Movie: Drishyam 2
Drishyam 2 Cast: Mohanlal, Meena, Ansiba Hassan, Esther Anil, Asha Sarath, Siddique, Murali Gopy, K. B. Ganesh Kumar
Drishyam 2 Director: Jeethu Joseph
Streaming On: Amazon Prime
While Indian cinema, be it Bollywood, Kollywood, Tollywood or any wood has always held its head high in the thriller genre, few have ever come close to matching the dexterity found in the movies by the master of suspense, Alfred Hitchcock. Teesri Mazil (1966),
Ittefaq (1969), Kaun (1999), Dhund (1973), Andhadhun (2018) from Hindi cinema; Ratsasan (2018), Visaranai (2015), Thupparivaalan (2017) for Tamil cinema; Awe (2018 when it comes to Telugu films; and Baishe Srabon (2011) for Bengali movies are the ones that immediately come to mind. When it comes to Mollywood or Malayalam cinema, Drishyam (2013) is still the granddaddy of them all. So, when you returns for round two, the pressure is no doubt there to be right on the money again. Does Director Jeethu Joseph deliver, especially after his recent setbacks (Mr. & Mrs. Rowdy, The Body, Thambi)? Well, it looks like Mohanlal brings the best out of Jeethu, because not only does he roar back to form with Drishyam 2, but also makes you wonder why he made us wait this long for the sequel while peddling forgettable fare in the interim. Scroll down for my full Drishyam 2 review...
What's it about
Six years have passed since the events of
Drishyam, and Georgekutty ( Mohanlal) and his family believe they've finally put all the unpleasantness behind them like a bad dream. However, even the best of plans always have one minor loophole, and this time it arrives in the form of a deus ex machina that no one would've imagined in their wild dreams. That coupled with a few unexpected red herrings drudge up the past, literally and figuratively, bringing the family at a crossroads once again. However, the cops have another thing coming if they think Georgekutty is going to go down that easily.
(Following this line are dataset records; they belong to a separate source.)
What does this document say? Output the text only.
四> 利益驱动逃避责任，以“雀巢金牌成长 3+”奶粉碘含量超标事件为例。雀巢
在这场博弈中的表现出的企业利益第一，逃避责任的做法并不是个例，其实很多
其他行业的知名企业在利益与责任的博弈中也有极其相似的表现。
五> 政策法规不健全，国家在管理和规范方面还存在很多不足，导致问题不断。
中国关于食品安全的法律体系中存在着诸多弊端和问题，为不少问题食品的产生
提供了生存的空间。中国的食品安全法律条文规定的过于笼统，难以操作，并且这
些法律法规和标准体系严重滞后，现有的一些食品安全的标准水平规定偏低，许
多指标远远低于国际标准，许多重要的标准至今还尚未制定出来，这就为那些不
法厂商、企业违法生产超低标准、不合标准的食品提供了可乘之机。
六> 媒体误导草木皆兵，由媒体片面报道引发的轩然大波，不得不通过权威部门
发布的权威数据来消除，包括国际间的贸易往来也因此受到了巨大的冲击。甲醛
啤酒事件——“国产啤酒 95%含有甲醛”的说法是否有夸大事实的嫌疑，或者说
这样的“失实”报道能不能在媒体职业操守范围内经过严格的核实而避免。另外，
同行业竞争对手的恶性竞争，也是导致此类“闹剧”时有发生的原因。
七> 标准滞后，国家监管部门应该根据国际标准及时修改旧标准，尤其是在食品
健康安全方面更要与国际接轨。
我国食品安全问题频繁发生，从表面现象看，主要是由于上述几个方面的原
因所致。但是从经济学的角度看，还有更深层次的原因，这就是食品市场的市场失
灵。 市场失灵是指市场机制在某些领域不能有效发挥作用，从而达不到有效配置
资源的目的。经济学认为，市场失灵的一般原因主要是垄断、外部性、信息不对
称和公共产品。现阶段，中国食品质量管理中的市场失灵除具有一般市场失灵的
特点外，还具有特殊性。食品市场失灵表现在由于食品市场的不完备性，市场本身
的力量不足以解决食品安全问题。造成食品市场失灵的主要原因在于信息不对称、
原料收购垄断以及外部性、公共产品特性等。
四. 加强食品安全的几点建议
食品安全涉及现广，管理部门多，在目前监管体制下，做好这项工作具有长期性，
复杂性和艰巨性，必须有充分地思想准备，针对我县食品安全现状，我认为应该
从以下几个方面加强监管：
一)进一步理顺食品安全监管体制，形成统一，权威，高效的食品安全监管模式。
Check out the Drishyam 2 trailer here... VIDEO
Just like the first film, Drishyam 2 also takes time to set up, and like its predecessor, the buildup is well worth the wait. At two and a half hours, not once do you feel the length, as post an hour into the movie, once the ball really starts rolling, all you wish to do is strap in for the ride and never get off. Keeping the essence of Drishyam in tact, not once does
Jeethu Joseph's screenplay lose sight of the 'family first' ethos of the main characters, even while enjoying playing hide and seek with our senses — the rug is pulled from beneath our feet at several key moments, and each time you enjoy it even more.
If his writing is on point, then Jeethu's direction is a step ahead, bringing back all the tributaries from the first movie and merging them with the river of Georgekutty's family. Of course, it pays to have to have actors of the caliber of Mohanlal, Meena, Asha Sarath, Siddique and Murali Gopy do all the heavy lifting, with talented youngsters like Ansiba Hassan and Esther Anil lending them competent support. Technically, too, the film is brilliant, with Satheesh Kurup's camerawork and lighting changing the tone as per the film's various moods, V. S. Vinayak's editing keeping things hurtling along at a brisk pace in spite of the run time and Anil Johnson's background score elevating the tension whenever required.
While 2013's Drishyam also demanded a bit of suspension of disbelief as far as the red herrings go (truth be told, the entire fun is in that, or else go be a prude and only watch Shakespeare), a few (and just very few) of the red herrings here border on the highly implausible, especially a couple during the climax. That being said, it's here where a Director's expertise comes to play, and as mentioned earlier, Jeethu Joseph never loses grip off his narration once through the movie.
Some of the sharper bends are not quite as Hitchcockian as the first Drishyam was all the way through, but with 99% of its twists and turns certain to evoke repeated 'WOWS', Drishyam 2 is as wonderful a sequel as any Mohanlal fan could have wished for to his sublime 2013 classic. He and Director Jeethu Joseph play 'fool me once, fool me twice' with the cops, and you wish they'd fool us over and over again. I'm going with 4 out of 5 stars.